Personalised Drug Identifier for Cancer Treatment with Transformers using Auxiliary Information
This work addresses the problem of limited labelled patient data for personalized cancer treatment, offering a deployed treatment recommendation system with potential clinical impact, though it is incremental in improving existing methods.
The paper tackles the challenge of building accurate drug response prediction models for personalized cancer treatment by introducing a novel transformer-based method that explicitly models the sequential structure of mutation lists and utilizes auxiliary patient survival information, achieving state-of-the-art performance on benchmark data.
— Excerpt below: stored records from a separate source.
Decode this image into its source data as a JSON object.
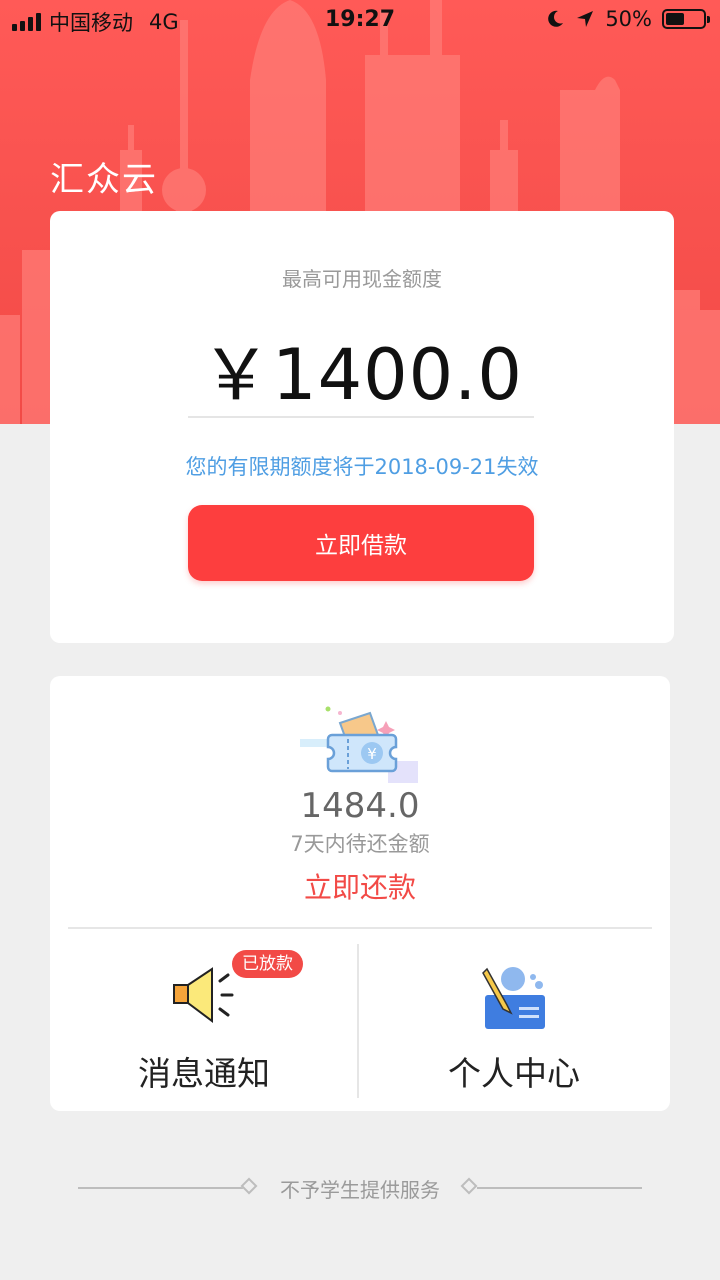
{
  "status_bar": {
    "carrier": "中国移动",
    "network": "4G",
    "time": "19:27",
    "battery": "50%",
    "battery_level": 0.5
  },
  "app": {
    "title": "汇众云"
  },
  "credit": {
    "label": "最高可用现金额度",
    "amount": "￥1400.0",
    "expire_note": "您的有限期额度将于2018-09-21失效",
    "borrow_button": "立即借款"
  },
  "repay": {
    "amount": "1484.0",
    "label": "7天内待还金额",
    "action": "立即还款"
  },
  "tiles": {
    "messages": {
      "label": "消息通知",
      "badge": "已放款"
    },
    "profile": {
      "label": "个人中心"
    }
  },
  "footer": {
    "text": "不予学生提供服务"
  },
  "colors": {
    "brand_red": "#f24a46",
    "button_red": "#fd3e3e",
    "link_blue": "#4f9ee3"
  },
  "icons": [
    "signal-icon",
    "moon-icon",
    "location-arrow-icon",
    "battery-icon",
    "wallet-coupon-icon",
    "speaker-icon",
    "user-profile-icon",
    "diamond-icon"
  ]
}
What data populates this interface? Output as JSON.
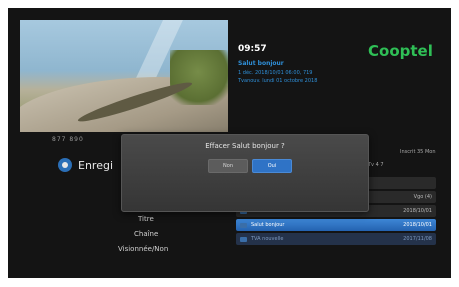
{
  "header": {
    "time": "09:57",
    "brand": "Cooptel",
    "video_caption": "877  890"
  },
  "info": {
    "title": "Salut bonjour",
    "line1": "1 déc. 2018/10/01 06:00, 719",
    "line2": "Tvanouv. lundi 01 octobre 2018"
  },
  "page": {
    "title": "Enregi",
    "right_label": "Inscrit 35 Mon",
    "sub_label": "Tv 4 7"
  },
  "fields": {
    "title_label": "Titre",
    "channel_label": "Chaîne",
    "view_label": "Visionnée/Non"
  },
  "list": {
    "rows": [
      {
        "name": "",
        "date": ""
      },
      {
        "name": "",
        "date": "Vgo (4)"
      },
      {
        "name": "Pour",
        "date": "2018/10/01"
      },
      {
        "name": "Salut bonjour",
        "date": "2018/10/01"
      },
      {
        "name": "TVA nouvelle",
        "date": "2017/11/08"
      }
    ]
  },
  "dialog": {
    "message": "Effacer Salut bonjour ?",
    "no_label": "Non",
    "yes_label": "Oui"
  },
  "colors": {
    "brand": "#2fbf56",
    "accent": "#2f8fd8",
    "selected": "#2f73c6"
  }
}
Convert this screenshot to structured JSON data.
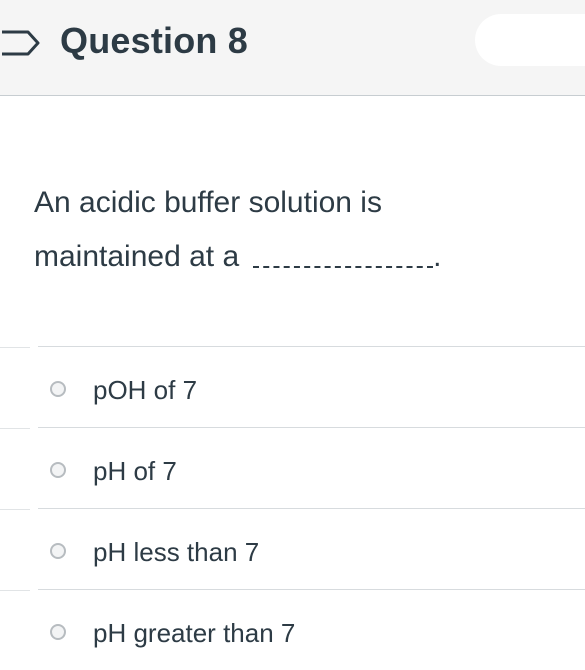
{
  "question": {
    "title": "Question 8",
    "text_line1": "An acidic buffer solution is",
    "text_line2": "maintained at a",
    "text_end": "."
  },
  "answers": [
    {
      "label": "pOH of 7"
    },
    {
      "label": "pH of 7"
    },
    {
      "label": "pH less than 7"
    },
    {
      "label": "pH greater than 7"
    }
  ],
  "icons": {
    "flag": "flag-icon",
    "radio": "radio-icon"
  },
  "colors": {
    "text": "#2d3b45",
    "header_bg": "#f5f5f5",
    "divider": "#d7dbde"
  }
}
Cancer remains a global challenge due to its growing clinical and economic burden. Its uniquely personal manifestation, which makes treatment difficult, has fuelled the quest for personalized treatment strategies. Thus, genomic profiling is increasingly becoming part of clinical diagnostic panels. Effective use of such panels requires accurate drug response prediction (DRP) models, which are challenging to build due to limited labelled patient data. Previous methods to address this problem have used various forms of transfer learning. However, they do not explicitly model the variable length sequential structure of the list of mutations in such diagnostic panels. Further, they do not utilize auxiliary information (like patient survival) for model training. We address these limitations through a novel transformer based method, which surpasses the performance of state-of-the-art DRP models on benchmark data. We also present the design of a treatment recommendation system (TRS), which is currently deployed at the National University Hospital, Singapore and is being evaluated in a clinical trial.